A. Fail-Safe Defaults — the system should default to encrypted (secure) state, not unencrypted
Fail-Safe Default mandates that the default configuration must be the most secure state. Requiring developers to explicitly enable encryption means an omission produces an insecure system. The fix is to make encryption the default — requiring explicit opt-out rather than opt-in.

Q2. Platform C issues JWT tokens that are scoped per lending partner (Partner A, Partner D) so that a token issued for Partner A cannot retrieve Partner D customer data. Which design principle does this BEST exemplify?

A. Least Privilege — tokens are granted only the minimum access required for their specific lender context
Least Privilege restricts access to the minimum needed. Per-lender scoped tokens ensure that even if a Partner A service is compromised, the attacker cannot access Partner D data — limiting blast radius. This also supports Zero Trust (assume breach — limit what any single credential can do).

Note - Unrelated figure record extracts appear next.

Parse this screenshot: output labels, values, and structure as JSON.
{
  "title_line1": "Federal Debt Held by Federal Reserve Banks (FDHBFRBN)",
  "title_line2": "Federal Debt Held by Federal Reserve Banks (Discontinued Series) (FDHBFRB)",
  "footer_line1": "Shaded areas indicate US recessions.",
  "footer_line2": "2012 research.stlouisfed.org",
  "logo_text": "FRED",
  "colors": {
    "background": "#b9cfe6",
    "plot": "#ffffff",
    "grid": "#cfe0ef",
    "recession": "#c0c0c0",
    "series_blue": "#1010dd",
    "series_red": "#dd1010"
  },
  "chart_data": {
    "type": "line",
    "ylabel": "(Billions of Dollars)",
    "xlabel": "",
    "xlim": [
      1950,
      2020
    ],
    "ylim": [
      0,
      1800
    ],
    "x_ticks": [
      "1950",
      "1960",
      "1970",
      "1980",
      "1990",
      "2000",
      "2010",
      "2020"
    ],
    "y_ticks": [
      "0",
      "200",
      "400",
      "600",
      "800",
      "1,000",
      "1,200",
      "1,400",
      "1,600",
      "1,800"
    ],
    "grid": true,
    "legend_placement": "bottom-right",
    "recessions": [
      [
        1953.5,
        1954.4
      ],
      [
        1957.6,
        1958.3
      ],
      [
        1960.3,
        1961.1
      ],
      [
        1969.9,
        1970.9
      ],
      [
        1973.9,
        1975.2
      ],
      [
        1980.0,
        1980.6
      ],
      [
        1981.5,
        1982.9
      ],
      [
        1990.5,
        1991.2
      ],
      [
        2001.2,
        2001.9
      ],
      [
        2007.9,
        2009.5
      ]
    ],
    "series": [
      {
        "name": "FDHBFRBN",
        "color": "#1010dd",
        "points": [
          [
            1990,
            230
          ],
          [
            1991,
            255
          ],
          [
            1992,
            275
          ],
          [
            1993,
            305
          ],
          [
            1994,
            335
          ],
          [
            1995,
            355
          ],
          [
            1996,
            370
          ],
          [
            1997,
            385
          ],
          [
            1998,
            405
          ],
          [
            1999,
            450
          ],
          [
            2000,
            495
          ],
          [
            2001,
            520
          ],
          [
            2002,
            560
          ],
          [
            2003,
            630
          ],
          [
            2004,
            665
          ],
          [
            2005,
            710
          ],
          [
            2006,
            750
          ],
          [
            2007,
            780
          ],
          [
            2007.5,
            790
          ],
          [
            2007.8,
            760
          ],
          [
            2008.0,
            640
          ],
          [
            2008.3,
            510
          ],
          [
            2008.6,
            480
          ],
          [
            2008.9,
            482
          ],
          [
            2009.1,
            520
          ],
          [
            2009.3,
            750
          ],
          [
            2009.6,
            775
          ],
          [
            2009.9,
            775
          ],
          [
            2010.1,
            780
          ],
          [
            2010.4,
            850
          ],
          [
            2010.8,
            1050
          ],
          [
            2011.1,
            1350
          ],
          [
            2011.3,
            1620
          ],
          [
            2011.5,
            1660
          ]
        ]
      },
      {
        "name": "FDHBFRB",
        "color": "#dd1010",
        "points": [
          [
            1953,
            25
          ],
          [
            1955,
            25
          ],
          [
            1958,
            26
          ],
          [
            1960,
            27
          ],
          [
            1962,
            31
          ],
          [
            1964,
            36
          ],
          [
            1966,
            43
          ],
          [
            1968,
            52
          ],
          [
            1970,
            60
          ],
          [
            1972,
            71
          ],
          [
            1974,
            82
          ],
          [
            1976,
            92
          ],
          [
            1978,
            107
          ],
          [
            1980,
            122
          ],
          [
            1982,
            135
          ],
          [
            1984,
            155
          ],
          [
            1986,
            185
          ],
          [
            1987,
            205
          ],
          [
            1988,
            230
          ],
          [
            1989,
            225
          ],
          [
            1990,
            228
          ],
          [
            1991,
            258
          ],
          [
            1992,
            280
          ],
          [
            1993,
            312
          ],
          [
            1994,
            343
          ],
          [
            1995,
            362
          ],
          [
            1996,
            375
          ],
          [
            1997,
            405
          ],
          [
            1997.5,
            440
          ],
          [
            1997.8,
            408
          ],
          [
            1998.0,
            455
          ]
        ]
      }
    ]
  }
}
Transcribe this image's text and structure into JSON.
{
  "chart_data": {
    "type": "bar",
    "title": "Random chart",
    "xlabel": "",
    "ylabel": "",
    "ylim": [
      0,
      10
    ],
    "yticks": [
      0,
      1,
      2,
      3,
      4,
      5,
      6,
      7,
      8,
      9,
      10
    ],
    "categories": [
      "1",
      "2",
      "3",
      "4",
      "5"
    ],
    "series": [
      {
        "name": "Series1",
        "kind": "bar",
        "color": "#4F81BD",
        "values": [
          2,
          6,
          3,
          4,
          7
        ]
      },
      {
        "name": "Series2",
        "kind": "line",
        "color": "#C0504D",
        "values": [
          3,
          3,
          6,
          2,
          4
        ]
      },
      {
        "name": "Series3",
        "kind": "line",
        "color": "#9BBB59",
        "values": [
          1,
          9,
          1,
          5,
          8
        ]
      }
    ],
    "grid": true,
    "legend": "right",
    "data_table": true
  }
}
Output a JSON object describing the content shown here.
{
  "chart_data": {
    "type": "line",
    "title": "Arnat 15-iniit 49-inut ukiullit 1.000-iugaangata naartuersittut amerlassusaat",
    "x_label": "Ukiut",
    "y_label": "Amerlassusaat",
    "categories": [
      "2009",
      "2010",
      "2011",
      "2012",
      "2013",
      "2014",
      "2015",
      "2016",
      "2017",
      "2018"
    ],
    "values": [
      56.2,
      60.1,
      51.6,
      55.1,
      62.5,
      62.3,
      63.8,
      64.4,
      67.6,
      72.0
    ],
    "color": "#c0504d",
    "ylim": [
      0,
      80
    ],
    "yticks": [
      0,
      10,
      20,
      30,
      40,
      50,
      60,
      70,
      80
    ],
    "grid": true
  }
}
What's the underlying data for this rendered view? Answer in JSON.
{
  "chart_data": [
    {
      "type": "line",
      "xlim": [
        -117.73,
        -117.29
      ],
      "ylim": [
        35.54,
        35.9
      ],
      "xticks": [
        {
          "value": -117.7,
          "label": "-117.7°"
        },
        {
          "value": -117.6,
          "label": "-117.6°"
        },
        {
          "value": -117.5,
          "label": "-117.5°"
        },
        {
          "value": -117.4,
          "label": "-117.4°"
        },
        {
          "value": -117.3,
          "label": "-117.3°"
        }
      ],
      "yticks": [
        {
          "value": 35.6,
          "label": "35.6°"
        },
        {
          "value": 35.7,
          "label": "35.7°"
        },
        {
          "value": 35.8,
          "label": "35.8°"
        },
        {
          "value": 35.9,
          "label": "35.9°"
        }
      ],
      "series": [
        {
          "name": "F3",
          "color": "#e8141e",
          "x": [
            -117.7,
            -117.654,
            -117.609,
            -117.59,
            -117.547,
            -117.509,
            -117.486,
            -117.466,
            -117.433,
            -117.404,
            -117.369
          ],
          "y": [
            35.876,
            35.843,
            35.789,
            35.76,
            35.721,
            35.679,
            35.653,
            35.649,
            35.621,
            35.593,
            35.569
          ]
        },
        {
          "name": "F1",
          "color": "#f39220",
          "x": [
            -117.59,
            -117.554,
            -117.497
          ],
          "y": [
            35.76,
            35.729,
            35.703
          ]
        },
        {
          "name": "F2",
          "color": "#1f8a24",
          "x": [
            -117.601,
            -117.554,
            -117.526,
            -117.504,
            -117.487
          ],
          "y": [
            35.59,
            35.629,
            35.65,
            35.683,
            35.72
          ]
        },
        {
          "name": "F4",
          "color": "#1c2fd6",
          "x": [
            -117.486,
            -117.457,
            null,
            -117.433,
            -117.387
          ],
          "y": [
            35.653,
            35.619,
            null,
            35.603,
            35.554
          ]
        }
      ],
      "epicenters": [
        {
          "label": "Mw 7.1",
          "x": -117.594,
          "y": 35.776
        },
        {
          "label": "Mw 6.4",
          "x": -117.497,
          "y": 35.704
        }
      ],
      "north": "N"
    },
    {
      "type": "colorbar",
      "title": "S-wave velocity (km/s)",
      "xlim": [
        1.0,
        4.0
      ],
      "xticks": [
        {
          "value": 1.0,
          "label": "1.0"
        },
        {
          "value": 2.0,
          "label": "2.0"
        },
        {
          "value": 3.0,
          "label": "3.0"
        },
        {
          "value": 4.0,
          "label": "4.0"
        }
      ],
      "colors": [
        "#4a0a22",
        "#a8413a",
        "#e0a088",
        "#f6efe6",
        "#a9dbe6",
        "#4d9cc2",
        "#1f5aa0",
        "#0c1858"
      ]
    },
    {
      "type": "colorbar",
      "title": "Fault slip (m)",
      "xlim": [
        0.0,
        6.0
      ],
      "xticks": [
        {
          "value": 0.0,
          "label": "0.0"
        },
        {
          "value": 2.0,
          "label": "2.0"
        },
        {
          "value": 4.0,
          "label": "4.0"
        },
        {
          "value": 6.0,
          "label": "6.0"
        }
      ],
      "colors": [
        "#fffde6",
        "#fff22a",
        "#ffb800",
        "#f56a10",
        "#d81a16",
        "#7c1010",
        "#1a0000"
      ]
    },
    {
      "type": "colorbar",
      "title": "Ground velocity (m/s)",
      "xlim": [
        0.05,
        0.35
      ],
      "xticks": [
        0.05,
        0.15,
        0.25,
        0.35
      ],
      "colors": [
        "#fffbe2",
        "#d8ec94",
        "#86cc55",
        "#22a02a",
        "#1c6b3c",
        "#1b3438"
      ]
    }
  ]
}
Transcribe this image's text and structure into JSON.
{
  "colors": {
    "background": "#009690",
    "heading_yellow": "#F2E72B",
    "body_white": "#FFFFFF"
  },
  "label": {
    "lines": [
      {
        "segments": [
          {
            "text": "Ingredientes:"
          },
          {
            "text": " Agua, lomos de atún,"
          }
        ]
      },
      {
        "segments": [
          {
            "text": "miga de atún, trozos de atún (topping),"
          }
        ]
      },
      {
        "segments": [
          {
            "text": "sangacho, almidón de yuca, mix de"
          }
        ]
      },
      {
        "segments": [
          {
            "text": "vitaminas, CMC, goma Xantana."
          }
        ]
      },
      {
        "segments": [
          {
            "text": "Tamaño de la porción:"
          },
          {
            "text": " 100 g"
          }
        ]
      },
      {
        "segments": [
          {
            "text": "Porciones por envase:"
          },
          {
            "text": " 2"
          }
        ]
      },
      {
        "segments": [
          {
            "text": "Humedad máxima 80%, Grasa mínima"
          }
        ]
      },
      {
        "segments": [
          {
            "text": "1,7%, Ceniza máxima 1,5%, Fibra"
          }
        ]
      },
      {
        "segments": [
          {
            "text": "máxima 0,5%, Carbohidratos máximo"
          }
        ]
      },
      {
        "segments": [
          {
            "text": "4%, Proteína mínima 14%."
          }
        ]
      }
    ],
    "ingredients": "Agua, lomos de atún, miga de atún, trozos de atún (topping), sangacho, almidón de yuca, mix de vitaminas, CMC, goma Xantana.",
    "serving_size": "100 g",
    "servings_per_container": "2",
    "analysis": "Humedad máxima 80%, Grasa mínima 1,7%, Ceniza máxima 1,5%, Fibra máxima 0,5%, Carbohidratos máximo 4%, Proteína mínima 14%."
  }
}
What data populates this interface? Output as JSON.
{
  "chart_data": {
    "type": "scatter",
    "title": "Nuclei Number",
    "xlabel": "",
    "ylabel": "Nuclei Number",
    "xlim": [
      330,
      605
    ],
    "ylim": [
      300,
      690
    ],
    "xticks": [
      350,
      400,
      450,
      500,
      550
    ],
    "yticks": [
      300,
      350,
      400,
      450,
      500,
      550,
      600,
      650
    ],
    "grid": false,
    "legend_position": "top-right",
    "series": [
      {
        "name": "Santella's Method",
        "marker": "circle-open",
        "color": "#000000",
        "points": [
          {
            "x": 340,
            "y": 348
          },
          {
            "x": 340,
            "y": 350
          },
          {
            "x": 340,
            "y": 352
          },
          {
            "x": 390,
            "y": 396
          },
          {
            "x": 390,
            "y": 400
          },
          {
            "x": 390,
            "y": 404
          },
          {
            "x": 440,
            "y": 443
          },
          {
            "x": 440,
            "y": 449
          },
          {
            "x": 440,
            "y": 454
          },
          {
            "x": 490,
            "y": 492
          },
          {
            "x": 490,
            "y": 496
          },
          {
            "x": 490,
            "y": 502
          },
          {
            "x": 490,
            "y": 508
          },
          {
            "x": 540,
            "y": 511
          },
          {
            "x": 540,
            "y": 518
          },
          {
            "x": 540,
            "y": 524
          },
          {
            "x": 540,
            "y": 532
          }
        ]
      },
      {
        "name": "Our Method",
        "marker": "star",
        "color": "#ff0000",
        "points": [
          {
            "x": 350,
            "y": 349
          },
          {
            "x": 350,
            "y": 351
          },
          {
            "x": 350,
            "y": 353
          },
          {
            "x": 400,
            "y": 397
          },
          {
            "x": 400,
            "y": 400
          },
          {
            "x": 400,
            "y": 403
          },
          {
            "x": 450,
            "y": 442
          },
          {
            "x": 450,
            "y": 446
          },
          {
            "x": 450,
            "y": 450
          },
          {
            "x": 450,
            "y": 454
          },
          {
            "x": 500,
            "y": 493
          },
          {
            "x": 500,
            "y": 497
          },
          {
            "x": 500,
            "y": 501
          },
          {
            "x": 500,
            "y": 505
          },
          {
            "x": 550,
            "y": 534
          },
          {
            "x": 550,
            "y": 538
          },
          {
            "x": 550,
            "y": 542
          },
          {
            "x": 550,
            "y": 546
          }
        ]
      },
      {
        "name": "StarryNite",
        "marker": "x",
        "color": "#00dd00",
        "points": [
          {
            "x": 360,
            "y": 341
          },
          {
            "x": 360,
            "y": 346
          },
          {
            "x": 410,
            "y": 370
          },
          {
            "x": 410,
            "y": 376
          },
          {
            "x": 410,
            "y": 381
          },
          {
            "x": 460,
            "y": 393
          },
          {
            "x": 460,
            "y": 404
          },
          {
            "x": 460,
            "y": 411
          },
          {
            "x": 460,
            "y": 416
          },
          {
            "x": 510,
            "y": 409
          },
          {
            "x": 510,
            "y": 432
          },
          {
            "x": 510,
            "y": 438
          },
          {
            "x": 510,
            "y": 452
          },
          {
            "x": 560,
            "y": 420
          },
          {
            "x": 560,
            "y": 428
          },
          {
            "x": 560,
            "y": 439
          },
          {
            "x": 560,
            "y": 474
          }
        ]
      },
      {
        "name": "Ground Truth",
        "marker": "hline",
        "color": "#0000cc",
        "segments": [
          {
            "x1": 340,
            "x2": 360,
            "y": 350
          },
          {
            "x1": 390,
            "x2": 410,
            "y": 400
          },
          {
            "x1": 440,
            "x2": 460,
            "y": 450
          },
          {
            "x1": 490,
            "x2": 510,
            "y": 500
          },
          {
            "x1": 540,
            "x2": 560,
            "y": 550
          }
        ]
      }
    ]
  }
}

Q3. A vendor argues that their encryption product is secure because the algorithm is proprietary and secret. A security architect rejects this argument. What principle supports the architect's position?

A. Kerckhoffs's Principle (Open Design) — a system's security must not depend on algorithm secrecy; only the key should be secret
Security through obscurity (hiding the algorithm) is explicitly rejected by Kerckhoffs's Principle. Proprietary algorithms cannot be independently audited and often contain hidden flaws. AES is publicly known yet secure because its security rests entirely on the key, not the algorithm design.

Q4. In Zero Trust Architecture, Platform C services mutually authenticate using certificates before any API call. Which ZTA pillar does this implement?

A. Verify Explicitly — mTLS ensures every service presents proof of identity for every connection, regardless of network location
mTLS (mutual TLS) requires both the client service and server service to present valid certificates. This means no service is trusted simply because it is "inside" the Kubernetes cluster — each must prove its identity on every connection. This eliminates implicit trust from network position.

Q5. A web application checks user permissions at login and caches the result for the session. A user's permissions are revoked during the session, but they can still access restricted data until they log out. Which principle is violated?

A. Complete Mediation — access must be verified on every request, not cached from the initial login check
Complete Mediation requires that access controls are enforced on EVERY access to every resource — not just at login. Caching permissions for a session means a revoked user continues to have access. The fix is to check permissions on each request (or use short-lived tokens with central revocation, like Vault leases).